Оправдание (Быков) - страница 63

Он не представлял, как себя вести, хотя не чувствовал особого напряжения: встретили его по крайней мере приветливо. Молчание девушки, стоявшей за спиной старика, и самого старика, не сводившего ласковых глаз с Рогова, покуда он ел, было одинаково не похоже на обет молчания, на испытание, которому подвергают новичка, или на болезнь — например, глухонемоту. Рогов видывал глухонемых, знал их беспокойные, судорожные жесты, которыми они мучительно пытались показать собеседнику всю силу не находящих выхода, обуревающих их желаний, надежд и кошмаров. Здесь же был покой и тихий внутренний лад, заставляющий, однако, подозревать, что это не столько гармония, сколько деградация, медленное превращение в растение, в дерево, в собственную избу. Язык тут был не нужен, и его забыли за ненадобностью, заместили глухотой и тишиной, словно избавились от лишней составляющей и теперь торопились освободиться от прочих ненужностей вроде мышления.

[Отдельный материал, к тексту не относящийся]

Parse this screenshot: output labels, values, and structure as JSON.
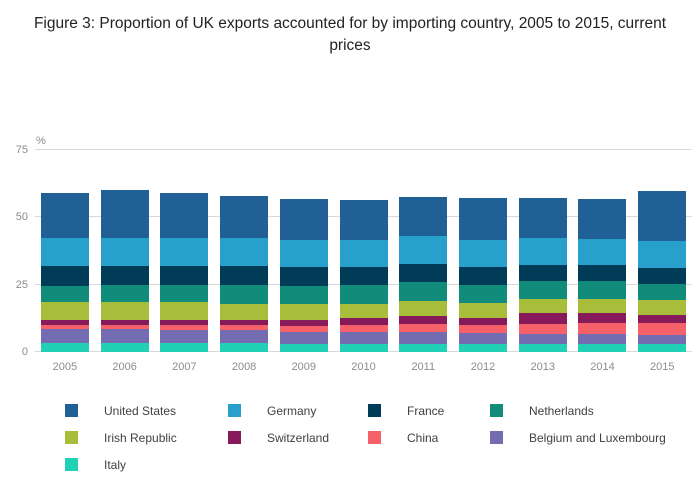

Допив вторую кружку молока и прожевав ломоть, Рогов хотел было пуститься в объяснения и расспросы, но почувствовал их ненужность и промолчал, не сводя глаз со старика, словно боясь пропустить какой-то знак. Старик встал и, ничего не объясняя, вышел. Рогов выглянул: хозяин сел на крыльцо и глядел куда-то вдаль; самым естественным Рогову показалось сесть рядом. Он все ждал, когда с ним наконец заговорят, разъясняя глубокую и важную тайну, ради которой он добрался сюда, — но если тайна и была, ее предлагалось постичь самостоятельно. Здесь происходило что-то простое, но чрезвычайно серьезное, требующее замкнутости и тишины. В бесшумном жарком воздухе только кричал иногда большой рыжий петух на дворе да жужжала очнувшаяся вдруг муха, но в молчании этом чувствовалась не сонливость, а сосредоточенность все на той же тайне. Чтобы постичь ее, нужно было всего-навсего отказаться от слов, воспоминаний, всего ненасущного и сиюминутного: опуститься на ступеньку ниже, к траве, дереву, мухе, к их бессловесной и сосредоточенной жизни; но Рогов не мог сделать этого усилия — он был не отсюда и шел, по всей видимости, не сюда. Может быть, произведи он над собой эту единственную и такую нехитрую операцию, он понял бы, что и идти никуда не надо, и искать больше нечего, потому что вся беда наша в какой-то избыточности, зря гоняющей нас с места на место, — но он не был еще готов зажить такой сокращенной, травянистой жизнью. Ему все еще казалось, что человеку зачем-то даны слово и мысль, а в Чистом уже догадались, что все это ни к чему.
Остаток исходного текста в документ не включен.